Nos voyageurs arrivés à Antioche, Joseph retint quelques jours Mélisse afin de lui donner le temps de se reposer. Joseph fut fort bien reçu de sa femme, à laquelle il dit de leur préparer à souper comme son ami l’ordonnerait. Celui-ci, obligé de céder à cette civilité, donna ses ordres ; mais on n’en exécuta aucun, et le souper fut absolument contraire à celui qui avait été prescrit. Joseph, irrité, dit à sa femme : « Ne t’avait-on pas dit quel devait être notre souper ? — Que veut dire ceci ? repartit-elle aigrement ; que m’importent les ordres d’autrui ? j’ai suivi ma fantaisie. Que le repas te plaise ou ne te plaise pas, je ne m’en embarrasse guère. » Mélisse, étonné de la réponse de cette femme, ne put s’empêcher de la blâmer. Mais Joseph, plus courroucé qu’étonné, dit : « Ma femme, je te retrouve telle que je t’ai laissée ; mais crois que je saurai changer ton caractère. » Et se tournant vers Mélisse : « Mon ami, lui dit-il, nous verrons si le conseil de Salomon est bon ; mais je te prie de ne point trouver mauvais que je l’exécute devant toi, et de ne point regarder comme un jeu ce que je vais faire. Ne trouble point mon entreprise, et souviens-toi de la réponse que nous fit le muletier, lorsque nous nous attendrissions sur le sort de son mulet. — Je suis dans ta maison, répondit Mélisse, et j’ai résolu de n’y faire que ce qui te sera agréable. »

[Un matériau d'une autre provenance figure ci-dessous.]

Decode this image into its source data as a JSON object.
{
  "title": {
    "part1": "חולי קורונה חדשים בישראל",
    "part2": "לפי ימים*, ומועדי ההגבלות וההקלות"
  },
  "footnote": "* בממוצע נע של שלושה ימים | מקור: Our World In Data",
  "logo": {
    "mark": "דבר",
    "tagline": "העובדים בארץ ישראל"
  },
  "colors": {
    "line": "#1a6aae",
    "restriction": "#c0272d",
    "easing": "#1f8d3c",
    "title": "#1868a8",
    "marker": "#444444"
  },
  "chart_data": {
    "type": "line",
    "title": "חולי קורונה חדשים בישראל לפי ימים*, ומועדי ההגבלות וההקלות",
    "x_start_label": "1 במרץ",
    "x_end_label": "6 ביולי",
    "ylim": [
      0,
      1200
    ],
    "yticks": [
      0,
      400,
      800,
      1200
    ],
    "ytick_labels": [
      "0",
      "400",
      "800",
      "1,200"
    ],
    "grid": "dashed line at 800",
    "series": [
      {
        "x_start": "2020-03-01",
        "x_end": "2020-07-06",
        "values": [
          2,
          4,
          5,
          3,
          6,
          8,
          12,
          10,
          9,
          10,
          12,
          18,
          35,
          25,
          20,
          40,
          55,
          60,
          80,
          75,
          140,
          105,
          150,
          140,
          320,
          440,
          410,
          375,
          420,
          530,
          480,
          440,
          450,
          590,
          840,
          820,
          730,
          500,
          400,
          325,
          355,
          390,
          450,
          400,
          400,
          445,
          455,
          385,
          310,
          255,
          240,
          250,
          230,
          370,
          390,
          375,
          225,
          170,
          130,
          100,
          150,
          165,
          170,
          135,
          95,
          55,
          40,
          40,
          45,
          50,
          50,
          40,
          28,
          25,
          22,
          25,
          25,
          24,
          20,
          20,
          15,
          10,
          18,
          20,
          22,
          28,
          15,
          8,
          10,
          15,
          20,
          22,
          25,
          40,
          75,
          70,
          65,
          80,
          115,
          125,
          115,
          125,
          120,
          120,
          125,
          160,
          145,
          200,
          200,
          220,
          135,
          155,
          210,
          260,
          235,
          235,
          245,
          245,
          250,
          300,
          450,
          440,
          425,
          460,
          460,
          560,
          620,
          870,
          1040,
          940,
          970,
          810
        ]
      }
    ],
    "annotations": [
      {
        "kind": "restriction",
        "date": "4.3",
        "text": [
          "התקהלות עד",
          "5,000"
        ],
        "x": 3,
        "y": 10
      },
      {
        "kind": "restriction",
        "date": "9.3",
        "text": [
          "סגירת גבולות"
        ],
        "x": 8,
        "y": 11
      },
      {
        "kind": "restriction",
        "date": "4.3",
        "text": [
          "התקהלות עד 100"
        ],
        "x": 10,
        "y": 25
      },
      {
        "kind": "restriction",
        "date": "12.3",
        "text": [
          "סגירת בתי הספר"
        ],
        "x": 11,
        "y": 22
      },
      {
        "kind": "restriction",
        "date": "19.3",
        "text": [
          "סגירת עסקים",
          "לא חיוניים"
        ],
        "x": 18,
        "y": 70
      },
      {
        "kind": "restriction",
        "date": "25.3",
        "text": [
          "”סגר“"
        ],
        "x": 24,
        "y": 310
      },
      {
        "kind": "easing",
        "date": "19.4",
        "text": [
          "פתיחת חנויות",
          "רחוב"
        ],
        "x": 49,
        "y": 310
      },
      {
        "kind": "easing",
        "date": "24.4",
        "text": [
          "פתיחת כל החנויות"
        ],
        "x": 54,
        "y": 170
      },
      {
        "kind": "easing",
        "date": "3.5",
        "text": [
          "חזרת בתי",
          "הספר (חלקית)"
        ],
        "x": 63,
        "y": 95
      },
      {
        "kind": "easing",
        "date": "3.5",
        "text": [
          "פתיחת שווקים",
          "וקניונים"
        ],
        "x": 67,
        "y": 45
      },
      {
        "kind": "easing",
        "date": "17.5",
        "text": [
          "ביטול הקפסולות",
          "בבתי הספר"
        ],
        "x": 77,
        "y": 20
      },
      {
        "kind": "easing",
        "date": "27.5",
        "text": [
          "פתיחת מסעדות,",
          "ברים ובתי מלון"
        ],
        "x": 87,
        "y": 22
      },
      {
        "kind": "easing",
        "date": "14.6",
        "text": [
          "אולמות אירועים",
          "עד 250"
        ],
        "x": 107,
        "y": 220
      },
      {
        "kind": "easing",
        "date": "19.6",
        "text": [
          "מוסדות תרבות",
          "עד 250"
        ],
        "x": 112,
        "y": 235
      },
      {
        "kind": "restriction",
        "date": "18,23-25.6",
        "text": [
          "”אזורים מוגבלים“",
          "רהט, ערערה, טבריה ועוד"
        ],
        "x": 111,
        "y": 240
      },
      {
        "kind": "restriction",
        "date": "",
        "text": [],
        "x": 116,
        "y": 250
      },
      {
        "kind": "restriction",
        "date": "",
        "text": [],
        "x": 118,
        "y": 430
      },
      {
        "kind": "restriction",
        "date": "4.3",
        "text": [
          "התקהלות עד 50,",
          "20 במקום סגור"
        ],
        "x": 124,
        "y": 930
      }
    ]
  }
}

Joseph, ayant trouvé un bâton de chêne encore tout vert, monte à la chambre où sa femme était allée exhaler son dépit. Il la prend par les cheveux, la jette à ses pieds, et la bat comme un désespéré. D’abord on crie, on menace ; mais les cris, les menaces n’opérant rien, on a recours aux prières : on jure, on promet de faire à l’avenir tout ce qu’on voudra. Malgré cet air de repentir, les coups roulaient toujours sur les côtés, les cuisses et les épaules ; enfin, la lassitude seule met un terme à cette expédition.